CS 1501

Data Structures and Algorithms

Programming Project 5

Purpose: The purpose of this assignment is for you to fully understand both the Huffman and LZW compression algorithms, and to compare their performances for some test files of different types.

Procedure:

Thoroughly read the description/explanation of the LZW compression algorithm as discussed in http://www.cs.sfu.ca/cs/CC/365/li/squeeze/. Be sure to read not only the top level LZW document, but also the more detailed paper in http://www.dogma.net/markn/articles/lzw/lzw.htm . Also run the applet to see how the algorithm works.

1. Download the implementation of the algorithm provided and get it to work. The code is old-style C code, so you should save it as a .c node rather than a .cpp node. However, the code should work as is (possibly with some warnings). If you prefer working in C++, you may modify it, but be very careful if you choose to do this, as your changes may introduce some errors. Examine the C code very carefully, convincing yourself exactly what is accomplished by each function and by each statement within each function. It is important that you understand the algorithm and its implementation thoroughly.
2. Complete the code given in the Sedgewick text in Chapter 22 for the Huffman compression algorithm so that it works (both encoding and decoding). The text explains what needs to be added in some places, but in others you may have to figure this out for yourselves. The code in the text is not easy to understand and you may have to read it over a few times before you figure it out completely -- this is expected. Furthermore, the text code assumes that you only have 27 characters (letters plus a blank) when in a real file you would have ALL of the ASCII characters (or, perhaps better described as all of the 8-bit data combinations). Thus you need to modify the code so that it works on any arbitrary file. You will also need to add all of the file handling to the code (FOR COMPRESSING: input the original file, output the compressed file with the code array; FOR DECOMPRESSING: input the compressed file, output the original file). To handle files of arbitrary data you should probably access the files as BINARY files and process them a byte at a time.  More notes/hints about the Huffman algorithm are provided below.

Once you have your programs working, test them with some example files. See how well your programs compress the various files by calculating the COMPRESSION RATIO. For each file you compress, record the original file size (in bytes), the compressed file size (in bytes), and the ratio of the (compressed file size)/(original file size). Clearly, the smaller the ratio, the better the compression.  Also try the two algorithms in tandem: compress using LZW then using Huffman and vice versa.  Record the various sizes and compression ratios for these combinations as well. We will provide you with a number of files to use for testing. See the announcements for when/where they are available.

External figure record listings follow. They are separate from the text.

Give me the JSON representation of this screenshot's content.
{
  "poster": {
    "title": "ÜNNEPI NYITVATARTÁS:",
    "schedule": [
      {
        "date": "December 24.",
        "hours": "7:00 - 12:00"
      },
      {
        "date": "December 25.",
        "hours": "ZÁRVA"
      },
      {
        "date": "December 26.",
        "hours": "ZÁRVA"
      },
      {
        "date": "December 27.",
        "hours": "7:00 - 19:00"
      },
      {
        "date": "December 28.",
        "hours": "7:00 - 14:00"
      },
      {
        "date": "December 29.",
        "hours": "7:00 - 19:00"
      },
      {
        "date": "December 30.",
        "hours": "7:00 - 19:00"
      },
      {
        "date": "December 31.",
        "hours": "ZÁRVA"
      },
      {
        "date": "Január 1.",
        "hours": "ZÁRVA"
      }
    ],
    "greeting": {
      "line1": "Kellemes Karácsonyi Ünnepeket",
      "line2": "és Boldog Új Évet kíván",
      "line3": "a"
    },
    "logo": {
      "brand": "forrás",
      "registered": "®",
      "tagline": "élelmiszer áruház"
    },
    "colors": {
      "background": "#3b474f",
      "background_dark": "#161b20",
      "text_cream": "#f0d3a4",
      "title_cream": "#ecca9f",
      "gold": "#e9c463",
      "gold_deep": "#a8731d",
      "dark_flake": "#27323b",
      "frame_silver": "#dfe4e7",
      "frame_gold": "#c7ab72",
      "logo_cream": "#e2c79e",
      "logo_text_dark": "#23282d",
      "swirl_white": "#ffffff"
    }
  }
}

Write a short paper (~2 pages) that discusses each of the following:

1. Point out and explain the section of code in the LZW program that handles the special case that we discussed in handout lzw3.txt.  Be specific and detailed in your explanation.
2. Explain how the Huffman algorithm is implemented. In particular, explain what the code[] and dad[] arrays are used for in the algorithm. Be SPECIFIC.
3. Compare the Compression Ratios of the 2 algorithms for the files tested. Explain why, if at all, one algorithm is better than the other in a given situation.
4. Explain the results of the algorithms when done in tandem.  Was any improvement achieved?  Did the order of the compressions affect the results?  Postulate explanations for all of your answers.

 

Notes and Hints for Huffman Compression:

• The text says that you should store your code[] array together with your compressed file so that you can decompress. It may be easier for you to just store the frequency table and rebuild the (identical) tree when you decompress.  Either way is ok as long as your algorithm is correct.
• If you have trouble figuring out how to use the PQ from the text, just use ANY priority queue implementation in your building of the tree (even going as far as sorting them if you want). We will talk more about PQs later.
• The file that you compress TO and decompress FROM MUST be a binary file, since you need to write/read individual bytes. If you have never used binary files in C++, you may not be familiar with the procedures for getting them to work. I have put a simple example program onto the Web site to help you (a bit) with this. Look on the Assignments link for it.  Note that this program is NOT doing any compression and does NOT resemble what you will do in your assignment.  I have simply provided it to show you how binary files work in C++.
• Regarding the binary file above, you want to save your data as UNSIGNED (either char or unsigned int should work), since you don't want the machine to use the 2-s complement coding that is used for signed integers.
• Since you are reading in irregular-length codewords during decompression, it is not trivial to correctly detect the end of the file and to handle it correctly. To do this you must add an EOF character in your compression table and put that as the last codeword in the file. Note that this should not be one of the regular ASCII characters since a binary file could contain arbitrary byte codes, including the EOT (ASCII 4) character.  If you can't get this to work correctly, you should still run your tests, since your program should still decompress correctly up to the last character.